Instance-Level Segmentation for Autonomous Driving with Deep Densely Connected MRFs (1512.06735v2)

Abstract: Our aim is to provide a pixel-wise instance-level labeling of a monocular image in the context of autonomous driving. We build on recent work [Zhang et al., ICCV15] that trained a convolutional neural net to predict instance labeling in local image patches, extracted exhaustively in a stride from an image. A simple Markov random field model using several heuristics was then proposed in [Zhang et al., ICCV15] to derive a globally consistent instance labeling of the image. In this paper, we formulate the global labeling problem with a novel densely connected Markov random field and show how to encode various intuitive potentials in a way that is amenable to efficient mean field inference [Kr\"ahenb\"uhl et al., NIPS11]. Our potentials encode the compatibility between the global labeling and the patch-level predictions, contrast-sensitive smoothness as well as the fact that separate regions form different instances. Our experiments on the challenging KITTI benchmark [Geiger et al., CVPR12] demonstrate that our method achieves a significant performance boost over the baseline [Zhang et al., ICCV15].

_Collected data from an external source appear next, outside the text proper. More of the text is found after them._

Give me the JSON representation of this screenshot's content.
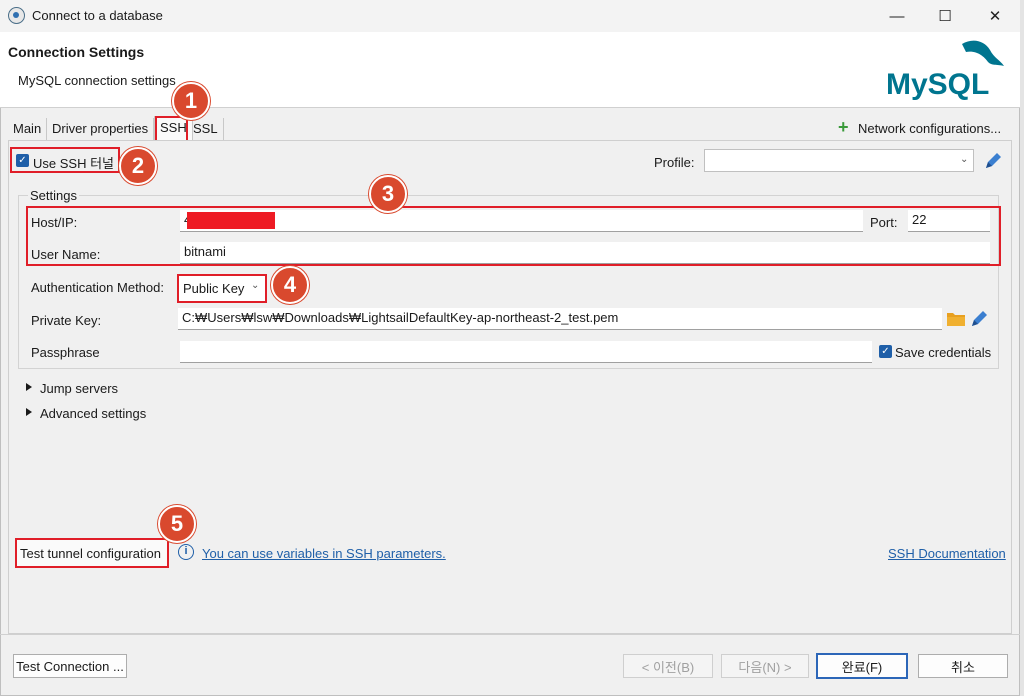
{
  "window": {
    "title": "Connect to a database",
    "minimize": "—",
    "maximize": "☐",
    "close": "✕"
  },
  "header": {
    "title": "Connection Settings",
    "subtitle": "MySQL connection settings",
    "logo_text": "MySQL"
  },
  "tabs": [
    {
      "label": "Main"
    },
    {
      "label": "Driver properties"
    },
    {
      "label": "SSH"
    },
    {
      "label": "SSL"
    }
  ],
  "network_config": "Network configurations...",
  "ssh": {
    "use_tunnel_label": "Use SSH 터널",
    "use_tunnel_checked": true,
    "profile_label": "Profile:",
    "profile_value": "",
    "settings_group": "Settings",
    "host_label": "Host/IP:",
    "host_value": "4",
    "port_label": "Port:",
    "port_value": "22",
    "username_label": "User Name:",
    "username_value": "bitnami",
    "auth_label": "Authentication Method:",
    "auth_value": "Public Key",
    "private_key_label": "Private Key:",
    "private_key_value": "C:₩Users₩lsw₩Downloads₩LightsailDefaultKey-ap-northeast-2_test.pem",
    "passphrase_label": "Passphrase",
    "passphrase_value": "",
    "save_credentials_label": "Save credentials",
    "save_credentials_checked": true,
    "jump_servers": "Jump servers",
    "advanced_settings": "Advanced settings",
    "test_tunnel": "Test tunnel configuration",
    "variables_hint": "You can use variables in SSH parameters.",
    "ssh_docs": "SSH Documentation"
  },
  "annotations": [
    "1",
    "2",
    "3",
    "4",
    "5"
  ],
  "footer": {
    "test_connection": "Test Connection ...",
    "back": "< 이전(B)",
    "next": "다음(N) >",
    "finish": "완료(F)",
    "cancel": "취소"
  },
  "colors": {
    "annotation_red": "#e01e28",
    "badge": "#d9492e",
    "link": "#1f5fa8",
    "accent": "#2c66b8",
    "mysql_blue": "#00758f",
    "mysql_orange": "#f29111"
  }
}
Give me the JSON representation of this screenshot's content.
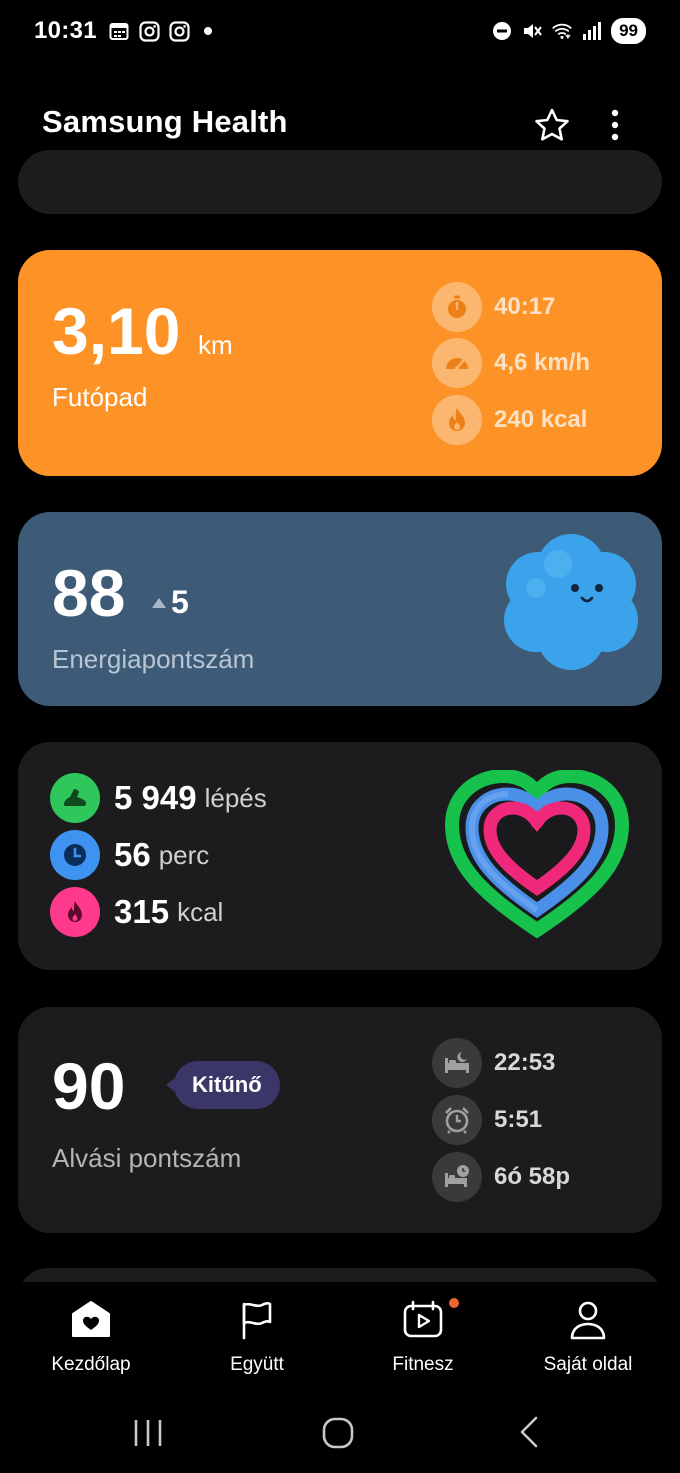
{
  "status_bar": {
    "time": "10:31",
    "battery": "99",
    "left_icons": [
      "calendar-icon",
      "instagram-icon",
      "instagram-icon",
      "dot"
    ],
    "right_icons": [
      "dnd-icon",
      "mute-icon",
      "wifi-icon",
      "signal-icon"
    ]
  },
  "header": {
    "title": "Samsung Health"
  },
  "treadmill": {
    "distance": "3,10",
    "unit": "km",
    "label": "Futópad",
    "stats": {
      "duration": "40:17",
      "speed": "4,6  km/h",
      "calories": "240  kcal"
    },
    "color": "#fd9327"
  },
  "energy": {
    "score": "88",
    "change": "5",
    "label": "Energiapontszám",
    "color": "#3d5a77"
  },
  "activity": {
    "steps_value": "5 949",
    "steps_unit": "lépés",
    "minutes_value": "56",
    "minutes_unit": "perc",
    "kcal_value": "315",
    "kcal_unit": "kcal",
    "colors": {
      "steps": "#2fc75c",
      "minutes": "#3e92f0",
      "kcal": "#ff3a8c"
    }
  },
  "sleep": {
    "score": "90",
    "badge": "Kitűnő",
    "label": "Alvási pontszám",
    "stats": {
      "bedtime": "22:53",
      "wake": "5:51",
      "duration": "6ó 58p"
    }
  },
  "bottom_nav": {
    "items": [
      {
        "label": "Kezdőlap",
        "icon": "home-icon"
      },
      {
        "label": "Együtt",
        "icon": "flag-icon"
      },
      {
        "label": "Fitnesz",
        "icon": "fitness-video-icon"
      },
      {
        "label": "Saját oldal",
        "icon": "person-icon"
      }
    ]
  }
}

• The paper proposes fusing CNNs with densely connected Markov random fields for accurate pixel-wise instance-level segmentation in autonomous driving.
• It employs a densely connected MRF structure with efficient mean-field inference and specialized potentials to improve label propagation and global consistency.
• Experiments on the KITTI benchmark demonstrate significant performance gains, improving instance discernment in complex urban scenes vital for autonomous driving.

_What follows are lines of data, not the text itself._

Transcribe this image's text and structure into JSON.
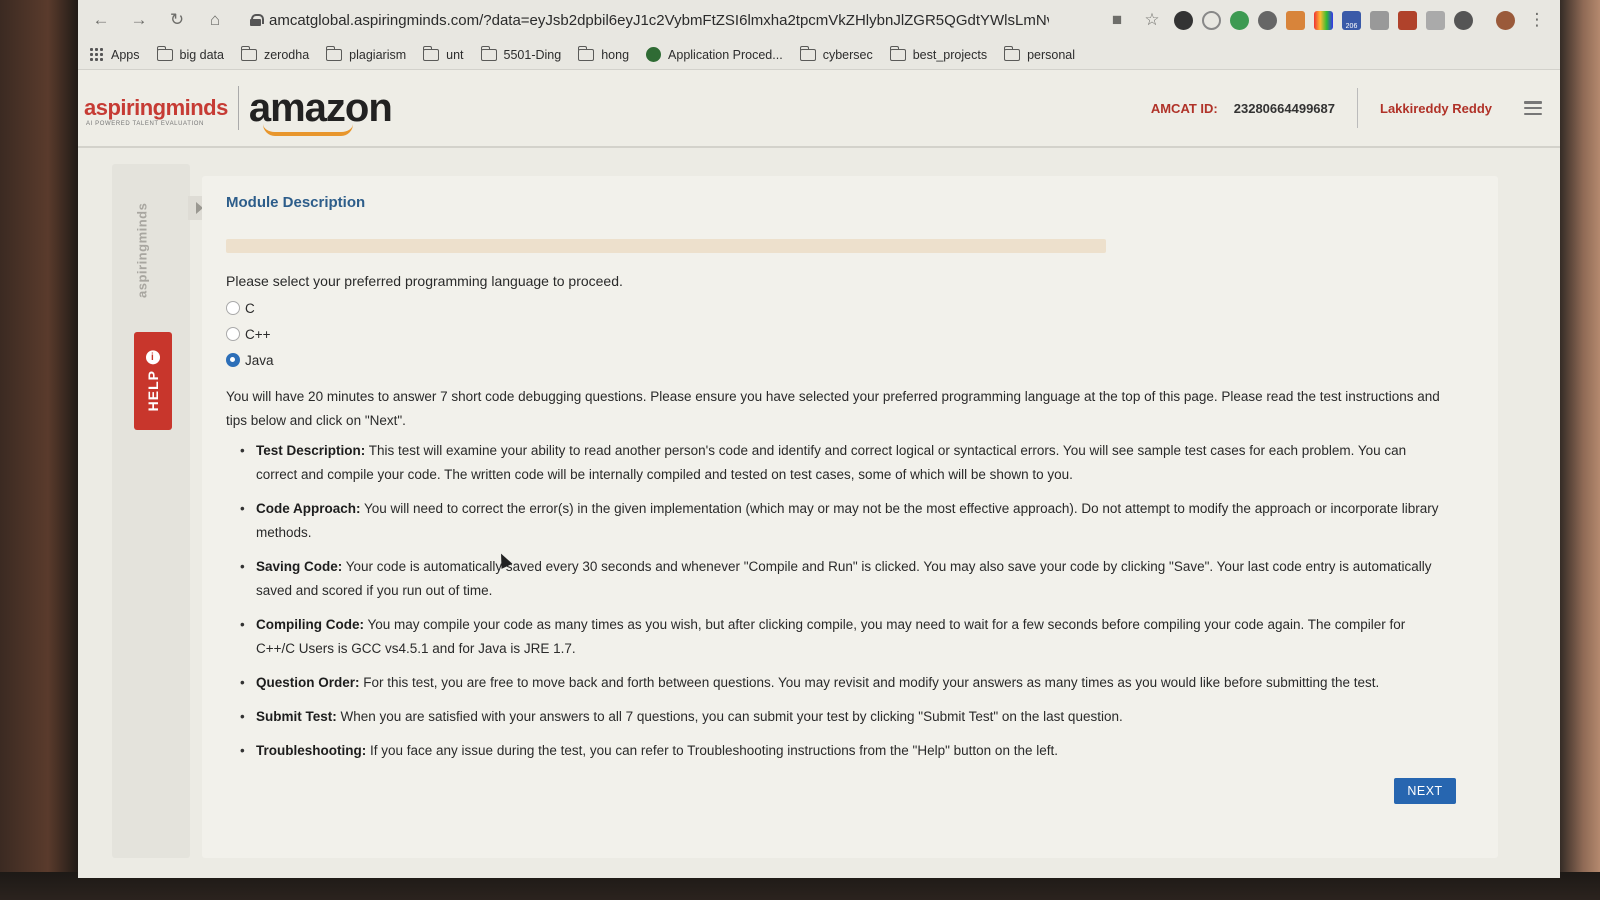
{
  "browser": {
    "url": "amcatglobal.aspiringminds.com/?data=eyJsb2dpbil6eyJ1c2VybmFtZSI6lmxha2tpcmVkZHlybnJlZGR5QGdtYWlsLmNv...",
    "bookmarks": [
      "Apps",
      "big data",
      "zerodha",
      "plagiarism",
      "unt",
      "5501-Ding",
      "hong",
      "Application Proced...",
      "cybersec",
      "best_projects",
      "personal"
    ],
    "extension_badge": "206"
  },
  "header": {
    "logo_aspiring": "aspiringminds",
    "logo_aspiring_sub": "AI POWERED TALENT EVALUATION",
    "logo_amazon": "amazon",
    "amcat_label": "AMCAT ID:",
    "amcat_id": "23280664499687",
    "user_name": "Lakkireddy Reddy"
  },
  "side": {
    "brand": "aspiringminds",
    "help_label": "HELP"
  },
  "main": {
    "title": "Module Description",
    "progress": 0.0,
    "prompt": "Please select your preferred programming language to proceed.",
    "languages": [
      "C",
      "C++",
      "Java"
    ],
    "selected_language": "Java",
    "intro": "You will have 20 minutes to answer 7 short code debugging questions. Please ensure you have selected your preferred programming language at the top of this page. Please read the test instructions and tips below and click on \"Next\".",
    "tips": [
      {
        "title": "Test Description:",
        "text": " This test will examine your ability to read another person's code and identify and correct logical or syntactical errors. You will see sample test cases for each problem. You can correct and compile your code. The written code will be internally compiled and tested on test cases, some of which will be shown to you."
      },
      {
        "title": "Code Approach:",
        "text": " You will need to correct the error(s) in the given implementation (which may or may not be the most effective approach). Do not attempt to modify the approach or incorporate library methods."
      },
      {
        "title": "Saving Code:",
        "text": " Your code is automatically saved every 30 seconds and whenever \"Compile and Run\" is clicked. You may also save your code by clicking \"Save\". Your last code entry is automatically saved and scored if you run out of time."
      },
      {
        "title": "Compiling Code:",
        "text": " You may compile your code as many times as you wish, but after clicking compile, you may need to wait for a few seconds before compiling your code again. The compiler for C++/C Users is GCC vs4.5.1 and for Java is JRE 1.7."
      },
      {
        "title": "Question Order:",
        "text": " For this test, you are free to move back and forth between questions. You may revisit and modify your answers as many times as you would like before submitting the test."
      },
      {
        "title": "Submit Test:",
        "text": " When you are satisfied with your answers to all 7 questions, you can submit your test by clicking \"Submit Test\" on the last question."
      },
      {
        "title": "Troubleshooting:",
        "text": " If you face any issue during the test, you can refer to Troubleshooting instructions from the \"Help\" button on the left."
      }
    ],
    "next_label": "NEXT"
  }
}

Instance-Level Segmentation for Autonomous Driving with Deep Densely Connected MRFs

The paper "Instance-Level Segmentation for Autonomous Driving with Deep Densely Connected MRFs" introduces an approach to tackle the pixel-wise instance-level segmentation of monocular images within the context of autonomous driving. The authors employ a fusion of convolutional neural networks (CNNs) with densely connected Markov random fields (MRFs) to derive seamless and coherent instance-level segmentations from local predictions.

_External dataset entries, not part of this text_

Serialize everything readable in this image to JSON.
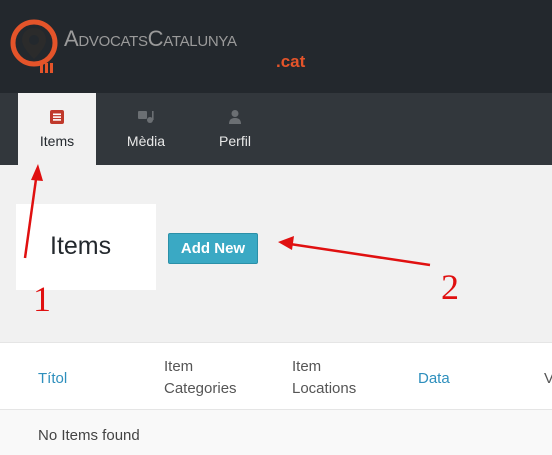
{
  "brand": {
    "name": "AdvocatsCatalunya",
    "tld": ".cat",
    "accent_color": "#e4542a",
    "icon": "location-pin-icon"
  },
  "tabs": [
    {
      "label": "Items",
      "icon": "items-icon",
      "active": true
    },
    {
      "label": "Mèdia",
      "icon": "media-icon",
      "active": false
    },
    {
      "label": "Perfil",
      "icon": "user-icon",
      "active": false
    }
  ],
  "main": {
    "title": "Items",
    "add_new_label": "Add New"
  },
  "table": {
    "columns": [
      {
        "line1": "Títol",
        "line2": ""
      },
      {
        "line1": "Item",
        "line2": "Categories"
      },
      {
        "line1": "Item",
        "line2": "Locations"
      },
      {
        "line1": "Data",
        "line2": ""
      },
      {
        "line1": "V",
        "line2": ""
      }
    ],
    "empty_message": "No Items found"
  },
  "annotations": {
    "marker_1": "1",
    "marker_2": "2",
    "color": "#e01010"
  }
}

Key Contributions and Methodological Framework

The emphasis of this research lies in designing an advanced MRF framework that enables efficient mean-field inference to produce instance-level segmentation maps. The proposed method improves on previous work, notably over the baseline that predicts instance labels using a CNN for image patches and implements an MRF to enforce global consistency. Here, the primary advances are:

1. Densely Connected MRFs: Instead of using simplistic connectivity heuristics, the research introduces a densely connected MRF structure, which embraces dense pairwise pixel connectivity for more robust label propagation. This MRF encodes multiple potentials, addressing smoothness constraints by incorporating contrast-sensitive pairwise connections.
2. Efficient Inference using Mean Field Approximations: The paper leverages efficient inference algorithms suitable for fully connected models, as per prior efficient Gaussian MRFs research. The MRF potentials consider compatibility between global labels and patch-level predictions, emphasizing the need for smooth transitions and ensuring different instances are recognized as separate entities.
3. Incorporation of Local and Global Features: The potentials within the MRF framework are carefully developed to address the connections between local patch-level predictions and global labeling, making it feasible to use the local CNN outputs effectively to enhance global segmentation.

Experimental Outcomes and Results

The research demonstrates its results on the KITTI benchmark for autonomous driving scenarios, confirming a significant improvement over their previous baseline methods. Noteworthy findings include:

• A performance boost in the segmentation accuracy compared to the heuristic methods initially proposed.
• Enhanced capability to discern and retain separate instances within densely packed urban landscapes, addressing problems with occlusion and multi-object clustering.
• Empirical demonstration reveals substantial gains across various metrics, notably in mean weighted coverage and average precision/recall rates, validating the robust performance of the proposed methodology over conventional approaches.

Implications and Future Research Directions

The implications of this research are considerable for the field of autonomous driving, where accurate, instance-level segmentation is crucial for tasks such as obstacle avoidance, navigation, and scene understanding. By employing densely connected MRFs, this work has paved the way for more reliable and precise segmentation techniques capable of adapting to a diverse range of driving environments.

Looking forward, potential future research avenues could investigate:

• Real-Time Efficiency: While the proposed method improves accuracy, integrating enhancements to process these algorithms in real-time would be particularly beneficial for deployment in autonomous vehicles.
• Transferability and Generalization: Extending the applicability of the model to other datasets and environments, examining its ability to generalize across different contexts beyond the KITTI benchmark.
• Integration with Depth Sensors: Since monocular images can be limited by lack of depth, complementing this approach with data from LIDAR or stereo systems may improve its robustness and accuracy.

In summary, this paper presents a methodological advancement in instance-level segmentation tasks, contributing a significant improvement over previous state-of-the-art methods through its use of deep learning and probabilistic graphical models, particularly in complex scenarios inherent to autonomous driving.